Samuel M. Jenness, PhD
Department of Epidemiology
Rollings School of Public Health
This workshop introduces tools for network-based mathematical modeling of infectious disease transmission dynamics with the EpiModel software package in R (www.epimodel.org). The workshop starts with an overview of modeling methods for infectious diseases and demonstrates why simulating highly structured contact networks is important for investigating many infectious diseases. Participants will learn the statistical methods of exponential random graph models (ERGMs) for modeling and simulating dynamic networks using easy-to-collect empirical data, then how ERGMs are used within EpiModel’s infectious disease simulation engine. We will perform some interactive modeling exercises to fit network models and run epidemic simulations to demonstrate how network, biological, and demographic features impact epidemic trajectories. We will close by showing how EpiModel may be extended to address novel research questions.
Participants are encouraged to bring a laptop with R and Rstudio installed (instructions here: http://statnet.github.io/nme/prep-inst.html; some R package versions may be newer than when this guide was last updated). Some basic prior experience with programming in R may be helpful in getting the most out of the exercises, but it is not a prerequisite as workshop code can be run by R beginners. Additionally, while the content is focused on infectious disease, the same methods may be used to model social diffusion and related “contagion” processes across networks, so those interested in agent-based modeling more broadly are encouraged to attend.
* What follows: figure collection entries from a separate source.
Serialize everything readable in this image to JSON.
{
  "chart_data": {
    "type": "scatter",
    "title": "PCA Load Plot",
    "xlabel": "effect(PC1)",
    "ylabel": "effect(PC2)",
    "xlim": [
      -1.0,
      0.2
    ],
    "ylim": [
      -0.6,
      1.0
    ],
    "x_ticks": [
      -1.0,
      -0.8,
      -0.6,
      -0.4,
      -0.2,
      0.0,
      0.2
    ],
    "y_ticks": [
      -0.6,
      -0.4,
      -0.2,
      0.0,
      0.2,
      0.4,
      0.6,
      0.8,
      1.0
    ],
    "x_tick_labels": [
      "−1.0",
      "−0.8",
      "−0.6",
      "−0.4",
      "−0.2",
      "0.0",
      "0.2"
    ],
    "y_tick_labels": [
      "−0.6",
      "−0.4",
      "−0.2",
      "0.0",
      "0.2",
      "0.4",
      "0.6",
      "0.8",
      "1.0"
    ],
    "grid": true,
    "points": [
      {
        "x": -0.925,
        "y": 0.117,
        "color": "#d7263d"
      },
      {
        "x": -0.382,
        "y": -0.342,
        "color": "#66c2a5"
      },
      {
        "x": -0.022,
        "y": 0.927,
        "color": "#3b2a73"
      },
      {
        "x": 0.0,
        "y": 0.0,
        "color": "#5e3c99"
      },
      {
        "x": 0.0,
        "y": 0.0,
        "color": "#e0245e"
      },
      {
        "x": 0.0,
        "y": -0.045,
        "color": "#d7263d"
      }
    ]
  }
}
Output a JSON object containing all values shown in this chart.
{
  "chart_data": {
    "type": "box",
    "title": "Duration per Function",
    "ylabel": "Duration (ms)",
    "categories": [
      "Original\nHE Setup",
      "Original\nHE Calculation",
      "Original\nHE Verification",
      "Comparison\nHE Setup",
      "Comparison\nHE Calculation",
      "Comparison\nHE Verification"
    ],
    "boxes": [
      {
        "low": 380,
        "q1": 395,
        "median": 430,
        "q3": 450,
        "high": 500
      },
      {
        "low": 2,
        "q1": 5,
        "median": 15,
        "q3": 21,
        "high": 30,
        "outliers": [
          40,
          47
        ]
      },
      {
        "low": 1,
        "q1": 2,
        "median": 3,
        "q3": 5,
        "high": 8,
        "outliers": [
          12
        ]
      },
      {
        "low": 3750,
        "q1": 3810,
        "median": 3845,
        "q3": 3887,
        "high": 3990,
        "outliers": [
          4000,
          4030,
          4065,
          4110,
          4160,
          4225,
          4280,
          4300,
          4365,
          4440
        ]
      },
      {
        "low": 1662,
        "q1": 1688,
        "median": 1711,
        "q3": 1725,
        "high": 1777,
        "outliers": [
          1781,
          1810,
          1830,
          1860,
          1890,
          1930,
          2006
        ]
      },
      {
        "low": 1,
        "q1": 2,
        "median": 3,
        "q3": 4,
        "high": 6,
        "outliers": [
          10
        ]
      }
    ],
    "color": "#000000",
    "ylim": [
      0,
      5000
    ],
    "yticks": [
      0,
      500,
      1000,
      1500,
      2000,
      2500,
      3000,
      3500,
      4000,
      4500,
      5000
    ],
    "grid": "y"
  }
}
Samuel Jenness, PhD, is an Assistant Professor in the Department of Epidemiology at the Rollins School of Public Health at Emory University. He is the Principal Investigator of the EpiModel Research Lab, funded by the National Institutes of Health and the Centers for Disease Control and Prevention. The goals of his research are to develop epidemiological methods and software tools for mathematical modeling of infectious diseases across dynamic contact networks. His lab applies these tools to quantify the drivers of ongoing HIV/STI transmission dynamics and to project the impact of novel disease prevention strategies in the United States and globally. He received his PhD in Epidemiology at the University of Washington.